Here is our two images overlaid with all of the corners detected with the provided Harris function:

ADAPTIVE NON-MAXIMAL SUPPRESSION

As you can see, there are way too many points that our Harris corner detection found! To solve this issue, we implement Adapive Non-Maximal Suppression (ANMS). Through this, we are able to narrow down the number of interest points to a chosen number. The goal is to find interest points spaced out throughout the image since the area of overlap between a pair of images may be small. We want to keep those points with the maximum corner strength, and only those that are a maximum in a neighbourhood of radius r pixels are retained. We start with a suppression radius of 0, and as we increase it, more interest points are added to our final list. If a point has a large suppression radius, it is far from other points with large corner strengths, so we know it is a good local maximum. Here are our two images with ANMS. We've narrowed down the points significantly!

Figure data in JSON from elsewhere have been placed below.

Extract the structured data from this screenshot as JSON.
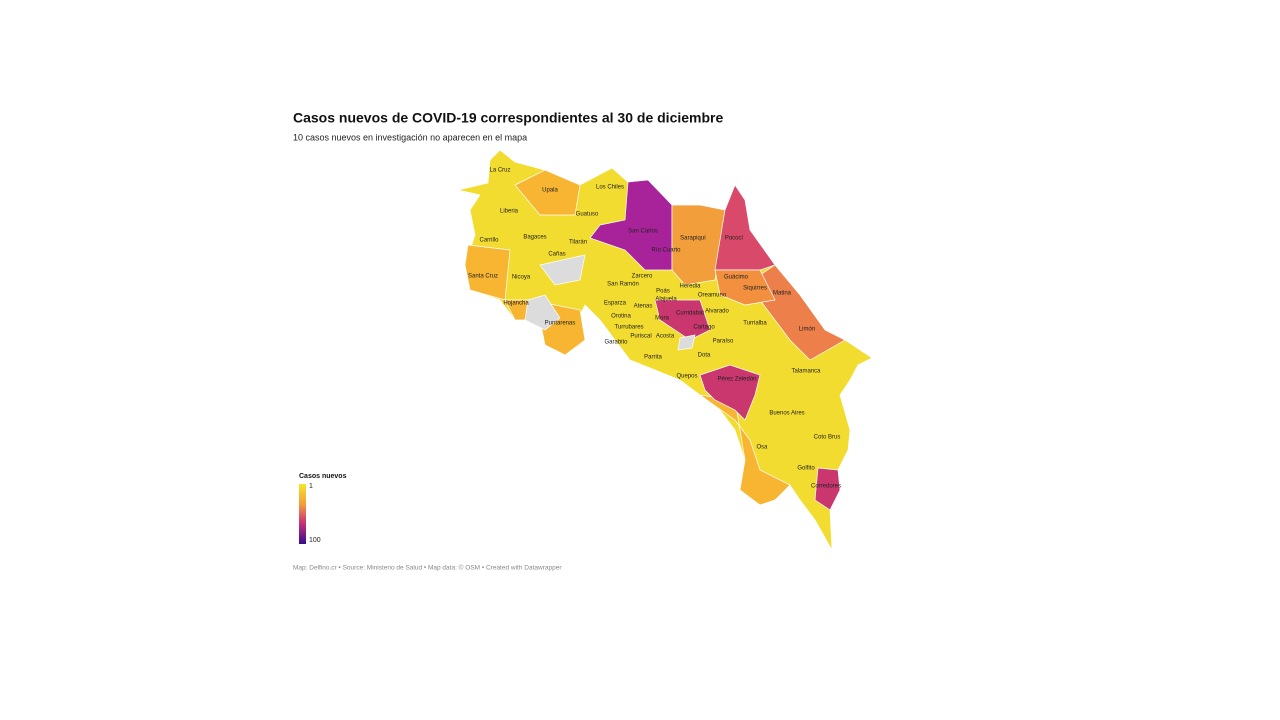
{
  "header": {
    "title": "Casos nuevos de COVID-19 correspondientes al 30 de diciembre",
    "subtitle": "10 casos nuevos en investigación no aparecen en el mapa"
  },
  "legend": {
    "title": "Casos nuevos",
    "ticks": [
      1,
      100
    ]
  },
  "labels": [
    "La Cruz",
    "Upala",
    "Los Chiles",
    "Liberia",
    "Guatuso",
    "San Carlos",
    "Sarapiquí",
    "Pococí",
    "Carrillo",
    "Bagaces",
    "Tilarán",
    "Río Cuarto",
    "Cañas",
    "Guácimo",
    "Santa Cruz",
    "Nicoya",
    "Zarcero",
    "San Ramón",
    "Heredia",
    "Siquirres",
    "Poás",
    "Matina",
    "Oreamuno",
    "Hojancha",
    "Esparza",
    "Atenas",
    "Alajuela",
    "Alvarado",
    "Curridabat",
    "Orotina",
    "Mora",
    "Puntarenas",
    "Turrialba",
    "Limón",
    "Turrubares",
    "Cartago",
    "Puriscal",
    "Acosta",
    "Paraíso",
    "Garabito",
    "Dota",
    "Parrita",
    "Talamanca",
    "Quepos",
    "Pérez Zeledón",
    "Buenos Aires",
    "Coto Brus",
    "Osa",
    "Golfito",
    "Corredores"
  ],
  "footer": "Map: Delfino.cr • Source: Ministerio de Salud • Map data: © OSM • Created with Datawrapper"
}
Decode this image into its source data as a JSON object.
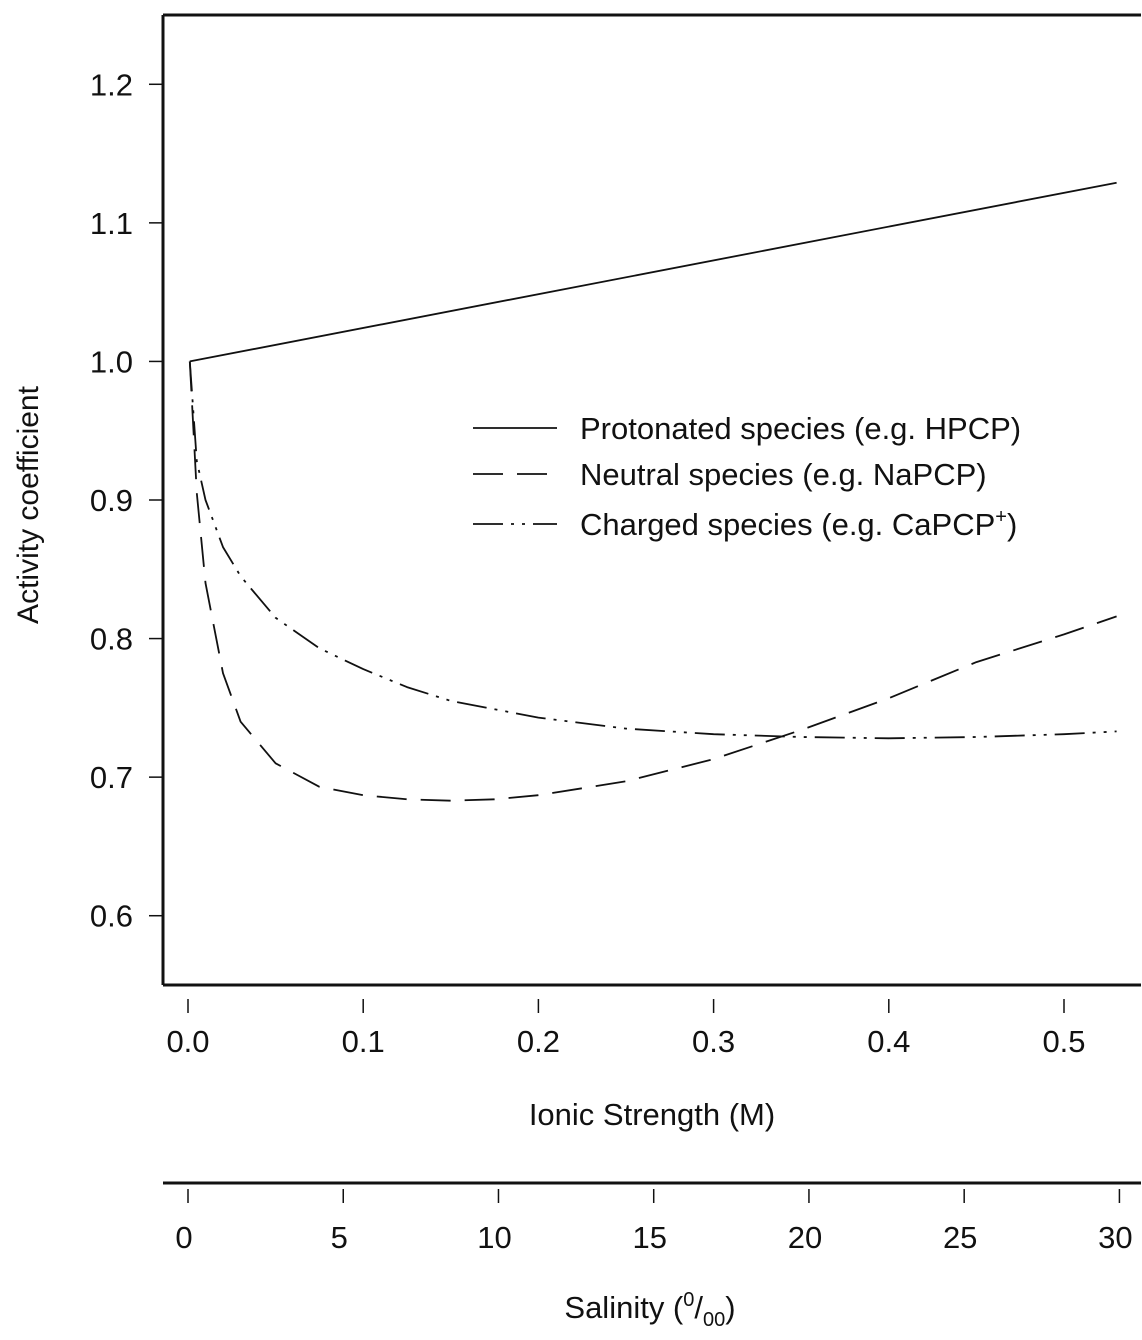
{
  "chart_data": {
    "type": "line",
    "title": "",
    "ylabel": "Activity coefficient",
    "xlabel": "Ionic Strength (M)",
    "ylim": [
      0.55,
      1.25
    ],
    "xlim": [
      -0.015,
      0.545
    ],
    "yticks": [
      0.6,
      0.7,
      0.8,
      0.9,
      1.0,
      1.1,
      1.2
    ],
    "ytick_labels": [
      "0.6",
      "0.7",
      "0.8",
      "0.9",
      "1.0",
      "1.1",
      "1.2"
    ],
    "xticks": [
      0.0,
      0.1,
      0.2,
      0.3,
      0.4,
      0.5
    ],
    "xtick_labels": [
      "0.0",
      "0.1",
      "0.2",
      "0.3",
      "0.4",
      "0.5"
    ],
    "secondary_axis": {
      "label_prefix": "Salinity (",
      "label_sup": "0",
      "label_slash": "/",
      "label_sub": "00",
      "label_suffix": ")",
      "ticks": [
        0,
        5,
        10,
        15,
        20,
        25,
        30
      ],
      "tick_labels": [
        "0",
        "5",
        "10",
        "15",
        "20",
        "25",
        "30"
      ],
      "salinity_per_ionic_strength": 56.43
    },
    "legend": {
      "placement": "center-right",
      "entries": [
        {
          "text": "Protonated species (e.g. HPCP)",
          "sup": "",
          "close": "",
          "style": "solid"
        },
        {
          "text": "Neutral species (e.g. NaPCP)",
          "sup": "",
          "close": "",
          "style": "dashed"
        },
        {
          "text": "Charged species (e.g. CaPCP",
          "sup": "+",
          "close": ")",
          "style": "dash-dot-dot"
        }
      ]
    },
    "grid": false,
    "series": [
      {
        "name": "Protonated species (e.g. HPCP)",
        "style": "solid",
        "x": [
          0.001,
          0.53
        ],
        "y": [
          1.0,
          1.129
        ]
      },
      {
        "name": "Neutral species (e.g. NaPCP)",
        "style": "dashed",
        "x": [
          0.001,
          0.005,
          0.01,
          0.02,
          0.03,
          0.05,
          0.075,
          0.1,
          0.125,
          0.15,
          0.175,
          0.2,
          0.25,
          0.3,
          0.35,
          0.4,
          0.45,
          0.5,
          0.53
        ],
        "y": [
          1.0,
          0.905,
          0.84,
          0.775,
          0.74,
          0.71,
          0.693,
          0.687,
          0.684,
          0.683,
          0.684,
          0.687,
          0.697,
          0.713,
          0.734,
          0.757,
          0.783,
          0.803,
          0.816
        ]
      },
      {
        "name": "Charged species (e.g. CaPCP+)",
        "style": "dash-dot-dot",
        "x": [
          0.001,
          0.005,
          0.01,
          0.02,
          0.03,
          0.05,
          0.075,
          0.1,
          0.125,
          0.15,
          0.2,
          0.25,
          0.3,
          0.35,
          0.4,
          0.45,
          0.5,
          0.53
        ],
        "y": [
          1.0,
          0.928,
          0.9,
          0.866,
          0.845,
          0.815,
          0.793,
          0.778,
          0.765,
          0.755,
          0.743,
          0.735,
          0.731,
          0.729,
          0.728,
          0.729,
          0.731,
          0.733
        ]
      }
    ]
  }
}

FEATURE DESCRIPTORS AND MATCHING

For each of the remaining points, we extract 8x8 descriptor patches from a 40x40 window centered around each point. We achieve this 8x8 patch by downsampling from the larger window and filtering it with a Gaussian filter, then normalizing. We convert each 8x8 patch into a 1x64 vector and find the SSD between every pair of vectors. Only matches where the ratio of the 1-NN dist / 2-NN dist was above a threshold were kept. Below you can see an example of one of these 8x8 descriptors.

RANSAC

In this algorithm, four random pairs of matched points are chosen, and their homography is found. This homography is used to map all the remaining points of one image to the other, then the error for each of the points is calculated. If the error for a match is below a threshold, that pair is considered an inlier. Repeat this process many times to get the set with the largest number of inliers, from which the final homography is calculated. I kept the number of iterations at 1000 and the threshold at 10. Here are my manual and automatically stitched mosaics for three images:

Manual
Automatic
Manual
Automatic


Manual
Automatic

In this part I learned to appreciate all things automatic! So much work is put into making things easy and simple and now I know how difficult it can be by doing it myself.